SECRET JOURNEY: DON'T CALL THEM DANGEROUS, May 19 and 20 at 3pm, Movement Research GO5 at Abrons Arts Center
Secret Journey: Don't Call Them Dangerous is a gathering of non-native, U.S-based and international choreographers, curators and presenters, performance scholars who faced firsthand issues of immigration, migration, physical and psychic displacement. Among the discussants are long-time La MaMa Moves! artist Yoshiko Chuma, NYU doctoral candidate and choreographer Adham Hafez, as well as representatives from Syria, Turkey, Romania, China.
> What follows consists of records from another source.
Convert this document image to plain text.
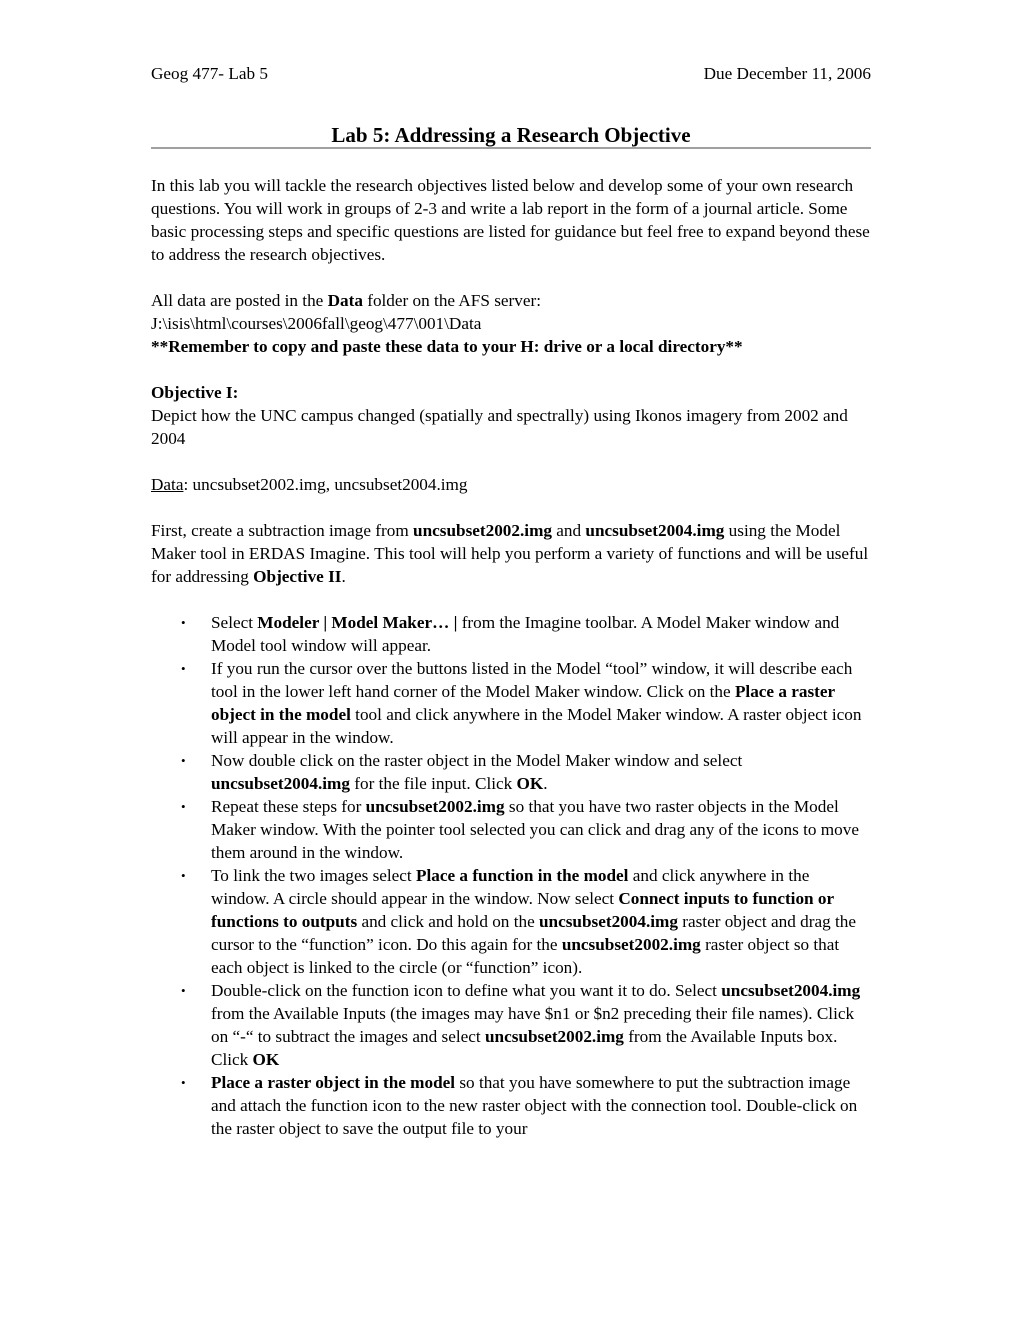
Geog 477- Lab 5	Due December 11, 2006
Lab 5: Addressing a Research Objective

In this lab you will tackle the research objectives listed below and develop some of your own research questions. You will work in groups of 2-3 and write a lab report in the form of a journal article. Some basic processing steps and specific questions are listed for guidance but feel free to expand beyond these to address the research objectives.

All data are posted in the Data folder on the AFS server:
J:\isis\html\courses\2006fall\geog\477\001\Data
**Remember to copy and paste these data to your H: drive or a local directory**

Objective I:
Depict how the UNC campus changed (spatially and spectrally) using Ikonos imagery from 2002 and 2004

Data: uncsubset2002.img, uncsubset2004.img

First, create a subtraction image from uncsubset2002.img and uncsubset2004.img using the Model Maker tool in ERDAS Imagine. This tool will help you perform a variety of functions and will be useful for addressing Objective II.

• Select Modeler | Model Maker… | from the Imagine toolbar. A Model Maker window and Model tool window will appear.
• If you run the cursor over the buttons listed in the Model “tool” window, it will describe each tool in the lower left hand corner of the Model Maker window. Click on the Place a raster object in the model tool and click anywhere in the Model Maker window. A raster object icon will appear in the window.
• Now double click on the raster object in the Model Maker window and select uncsubset2004.img for the file input. Click OK.
• Repeat these steps for uncsubset2002.img so that you have two raster objects in the Model Maker window. With the pointer tool selected you can click and drag any of the icons to move them around in the window.
• To link the two images select Place a function in the model and click anywhere in the window. A circle should appear in the window. Now select Connect inputs to function or functions to outputs and click and hold on the uncsubset2004.img raster object and drag the cursor to the “function” icon. Do this again for the uncsubset2002.img raster object so that each object is linked to the circle (or “function” icon).
• Double-click on the function icon to define what you want it to do. Select uncsubset2004.img from the Available Inputs (the images may have $n1 or $n2 preceding their file names). Click on “-“ to subtract the images and select uncsubset2002.img from the Available Inputs box. Click OK
• Place a raster object in the model so that you have somewhere to put the subtraction image and attach the function icon to the new raster object with the connection tool. Double-click on the raster object to save the output file to your
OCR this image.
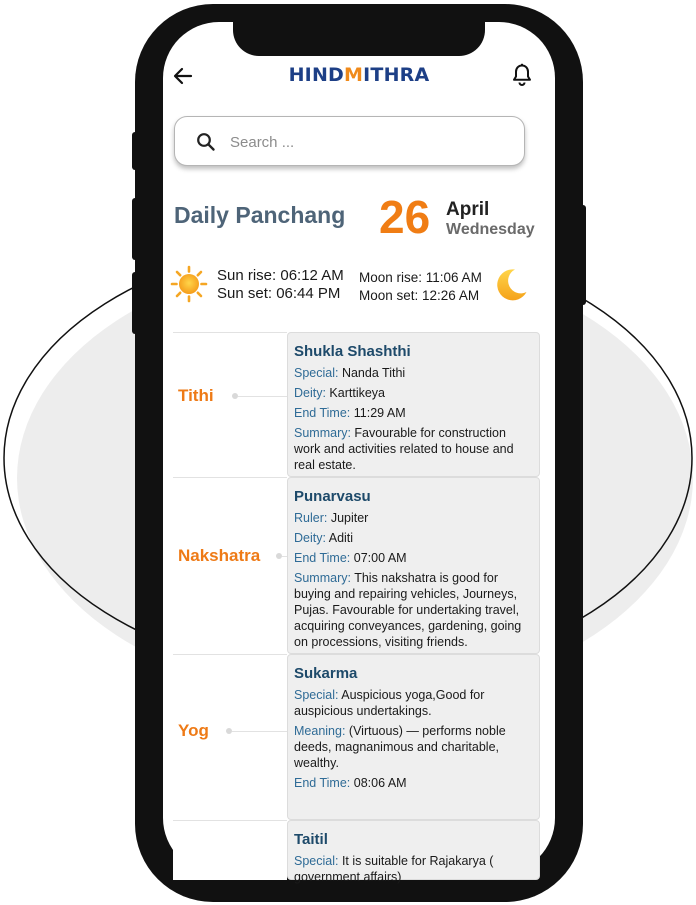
HINDMITHRA
Search ...
Daily Panchang 26 April
Wednesday
Sun rise: 06:12 AM
Sun set: 06:44 PM
Moon rise: 11:06 AM
Moon set: 12:26 AM
Tithi
Shukla Shashthi

Special: Nanda Tithi

Deity: Karttikeya

End Time: 11:29 AM

Summary: Favourable for construction work and activities related to house and real estate.

Nakshatra
Punarvasu

Ruler: Jupiter

Deity: Aditi

End Time: 07:00 AM

Summary: This nakshatra is good for buying and repairing vehicles, Journeys, Pujas. Favourable for undertaking travel, acquiring conveyances, gardening, going on processions, visiting friends.

Yog
Sukarma

Special: Auspicious yoga,Good for auspicious undertakings.

Meaning: (Virtuous) — performs noble deeds, magnanimous and charitable, wealthy.

End Time: 08:06 AM

Taitil

Special: It is suitable for Rajakarya ( government affairs)
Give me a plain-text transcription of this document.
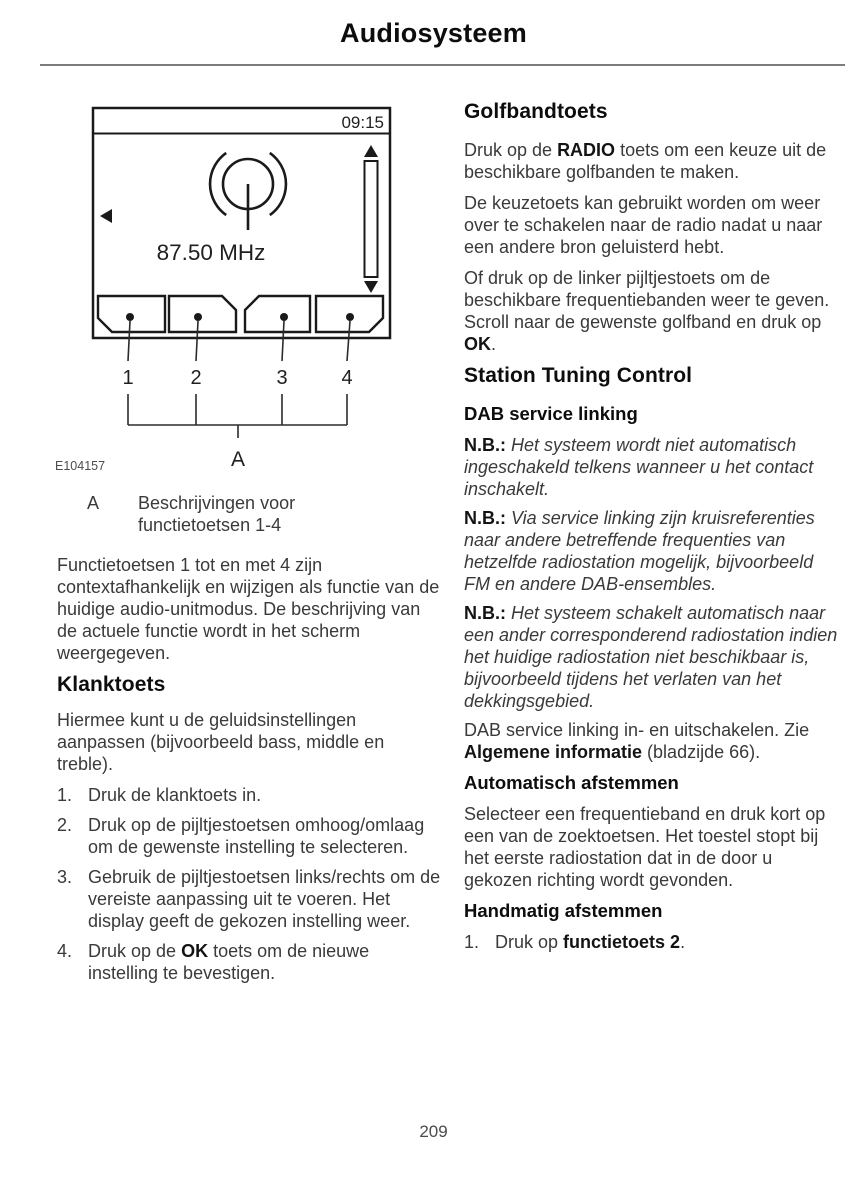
Audiosysteem
09:15
87.50 MHz
1	2	3	4
A
E104157
A	Beschrijvingen voor functietoetsen 1-4

Functietoetsen 1 tot en met 4 zijn contextafhankelijk en wijzigen als functie van de huidige audio-unitmodus. De beschrijving van de actuele functie wordt in het scherm weergegeven.

Klanktoets

Hiermee kunt u de geluidsinstellingen aanpassen (bijvoorbeeld bass, middle en treble).

1. Druk de klanktoets in.
2. Druk op de pijltjestoetsen omhoog/omlaag om de gewenste instelling te selecteren.
3. Gebruik de pijltjestoetsen links/rechts om de vereiste aanpassing uit te voeren. Het display geeft de gekozen instelling weer.
4. Druk op de OK toets om de nieuwe instelling te bevestigen.
Golfbandtoets

Druk op de RADIO toets om een keuze uit de beschikbare golfbanden te maken.

De keuzetoets kan gebruikt worden om weer over te schakelen naar de radio nadat u naar een andere bron geluisterd hebt.

Of druk op de linker pijltjestoets om de beschikbare frequentiebanden weer te geven. Scroll naar de gewenste golfband en druk op OK.

Station Tuning Control
DAB service linking

N.B.: Het systeem wordt niet automatisch ingeschakeld telkens wanneer u het contact inschakelt.

N.B.: Via service linking zijn kruisreferenties naar andere betreffende frequenties van hetzelfde radiostation mogelijk, bijvoorbeeld FM en andere DAB-ensembles.

N.B.: Het systeem schakelt automatisch naar een ander corresponderend radiostation indien het huidige radiostation niet beschikbaar is, bijvoorbeeld tijdens het verlaten van het dekkingsgebied.

DAB service linking in- en uitschakelen. Zie Algemene informatie (bladzijde 66).

Automatisch afstemmen

Selecteer een frequentieband en druk kort op een van de zoektoetsen. Het toestel stopt bij het eerste radiostation dat in de door u gekozen richting wordt gevonden.

Handmatig afstemmen
1. Druk op functietoets 2.
209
The symposium is presented in partnership with Movement Research.
SHINE: NEW YORK TRACES, May 26 and 27 at 1pm, Douglas Dunn's Studio, 541 Broadway, 3rd floor.
Co-presented with the Berlin-based performance production group Dock 11 and hosted by Douglas Dunn, Shine: New York Traces features the screening of a series of rarely seen films by filmmakers living in the New York in the 1970's and 1980's including Yvonne Rainer, Joan Jonas, Elaine Summers and Yoshiko Chuma. Their avant-garde films feature performances by dance critic Edwin Denby, poet Anne Waldman, filmmaker and photographer Rudy Burckhardt, choreographer and dancer Stephen Petronio, among other stars of the downtown art scene. The movies were originally shown as part of Dock 11's 2016 and 2017 film series titled "Shine: New York Traces."
Tickets for La MaMa Moves onstage performances are $25 for adults; $20 for students and seniors (except for Aunts @ La MaMa which is priced at $15 for adults; $10 for students/seniors. The first ten tickets for every performance are available for $10 each (advance sale only) as part of La MaMa's 10@$10 ticketing initiative. Tickets may be purchased online at www.lamama.org or by calling OvationTix at 212-352-3101. The special offsite events are free to the public. The La MaMa box office is open one hour prior to every performance.
The Downstairs Theatre and the Ellen Stewart Theatre are located at 66 East 4th Street.
The Abrons Art Center is located at 466 Grand Street.
The Douglas Dunn Dance Studio is located at 541 Broadway.